Orkney on wheels

The whistling call of curlews mixed with the shrill peeps of oystercatchers and acrobatic lapwings entertained with me their erratic flight as I cycled between wind-ruffled fields. Most impressive were two curly-haired Hungarian sheep pigs who trotted over to see me, hairy ears flapping enthusiastically (theirs, not mine). Wanting to dust off my panniers and stretch my legs, I had cycled off the ferry in Stromness that afternoon and was on my way to visit my excellent friend, Moni. The weather moves quickly in Orkney and by the time I arrived, 28 miles later, I had experienced brilliant sunshine, buffeting winds and stinging rain.

Saturday was a wildlife frenzy as Moni showed me the sights. Starting early, we quietly crept up on the local harbour seals: basking adults snoozed, pups swam in the shallows and a defensive mother saw off a grey seal with a short but convincing charge. Terns nesting on a nearby beach shrieked at our approach as their chicks scurried around in the dunes, then we were off to the Brough of Birsay in time to cross the causeway in search of more seabirds. Puffins, guillemots and razorbills lined the ledges, fulmars cruised over the cliff tops and shags stretched out their drying wings on the rocks below. A seal surfacing in the wash below us was our only marine mammal sighting of the afternoon, no killer whales for us.

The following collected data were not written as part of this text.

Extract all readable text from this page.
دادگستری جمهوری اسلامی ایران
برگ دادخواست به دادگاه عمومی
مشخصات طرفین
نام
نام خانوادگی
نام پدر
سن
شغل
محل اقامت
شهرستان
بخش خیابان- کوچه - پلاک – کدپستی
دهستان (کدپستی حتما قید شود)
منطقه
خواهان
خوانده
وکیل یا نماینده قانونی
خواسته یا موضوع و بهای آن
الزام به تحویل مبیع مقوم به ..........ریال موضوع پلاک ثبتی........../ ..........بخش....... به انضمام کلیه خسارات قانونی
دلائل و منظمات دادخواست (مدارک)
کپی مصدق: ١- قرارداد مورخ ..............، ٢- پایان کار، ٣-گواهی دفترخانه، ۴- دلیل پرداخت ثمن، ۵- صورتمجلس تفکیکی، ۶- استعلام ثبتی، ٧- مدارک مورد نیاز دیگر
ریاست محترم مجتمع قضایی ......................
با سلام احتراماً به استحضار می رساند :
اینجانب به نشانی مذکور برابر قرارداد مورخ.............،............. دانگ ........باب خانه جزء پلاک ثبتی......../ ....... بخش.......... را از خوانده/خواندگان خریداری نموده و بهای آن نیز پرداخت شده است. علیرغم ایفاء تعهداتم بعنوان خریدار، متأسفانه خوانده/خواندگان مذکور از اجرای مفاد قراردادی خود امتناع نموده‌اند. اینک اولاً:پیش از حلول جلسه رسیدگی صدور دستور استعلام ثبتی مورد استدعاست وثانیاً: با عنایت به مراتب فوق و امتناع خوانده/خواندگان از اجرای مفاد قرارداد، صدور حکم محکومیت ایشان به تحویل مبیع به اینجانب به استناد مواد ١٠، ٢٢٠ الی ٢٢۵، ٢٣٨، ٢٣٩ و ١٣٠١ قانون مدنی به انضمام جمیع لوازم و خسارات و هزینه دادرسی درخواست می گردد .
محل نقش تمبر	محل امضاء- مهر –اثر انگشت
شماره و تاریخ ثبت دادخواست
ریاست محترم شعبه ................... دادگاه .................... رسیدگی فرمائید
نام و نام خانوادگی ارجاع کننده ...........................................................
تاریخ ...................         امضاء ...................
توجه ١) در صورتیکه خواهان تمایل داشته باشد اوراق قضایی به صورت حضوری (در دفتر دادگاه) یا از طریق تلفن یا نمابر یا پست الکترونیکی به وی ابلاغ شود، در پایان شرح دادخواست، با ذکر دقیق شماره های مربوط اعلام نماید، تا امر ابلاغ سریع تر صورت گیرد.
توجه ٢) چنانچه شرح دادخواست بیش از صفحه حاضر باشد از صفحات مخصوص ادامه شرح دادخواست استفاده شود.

Despite an excellent forecast, light rain pattered against the window as I repacked my panniers on Sunday morning. I was taking the scenic route back to Stromness via the north coast to complete my lap of mainland Orkney. The slow slog to Kirkwall gave me time to reflect on the rumour of Orkney being flat. 

Brighter weather and easier miles followed after that, along with a welcome lunch stop near Tingwall and an excellent cake break in Birsay. One more hour of cycling and I was rattling over the narrow cobbled streets of Stromness to a busy campsite beyond the harbour. I celebrated my 55-mile day with a warm rum and coke in the evening sun as I rehydrated some spicy noodles and listened to the hum of fishing boats heading home. With clouds approaching and the wind picking up, I retreated to my sleeping bag and was asleep by 9pm after a brilliant mini-adventure in Orkney.

Tent-tastic

During The Gray Whale Cycle I will mostly be camping and I could not be more excited, I love camping. Until recently I had two tents: my trusty storm-proof North Ridge tent (like North Face, but not) and an ultra lightweight Nordisk one. Unfortunately, neither tent seemed right for the job.

My North Ridge tent is pretty much indestructible and I’m very much hoping we’ll grow old together. It’s kept me snug in howling gales on an exposed headland on the Isle of Skye, incessant rain in Yorkshire and plenty in between. Its strength comes at a price though, it’s heavy and bulky and, sadly, is just too big to lug all the way from Alaska to Mexico. 

My Nordisk Telemark tent, on the other hand, packs down nice and small and is as light as a feather. It’s also a miniscule canvas coffin that barely accommodates me, let alone any of my ‘stuff’. Perhaps I’ve never mastered pitching it correctly but its one pole gave up on a breezy night in Skye (different trip, Skye’s a windy place!) and heavy dew can spell disaster. It’s just not adventure-ready. Its future more likely involves Ebay. 

After reading most of the internet, quizzing friends, borrowing tents (thanks Jon!) and visiting shops to stroke and prod their products, I settled on a winner. Over budget but bursting with promise, I went for an MSR Hubba Hubba NX. It has glowing reviews and even came with a free hip flask, what more can I say.

It arrived on a blustery Fife day and we immediately headed to the nearest hilltop. It passed that test with flying colours and, so far, I love it. It’s light (1.9 kg with the footprint), packs down to a manageable size, and is easy enough to put up and take down. It’s yet to be tested in heavy rain but I’m feeling optimistic. This could be the start of a beautiful friendship.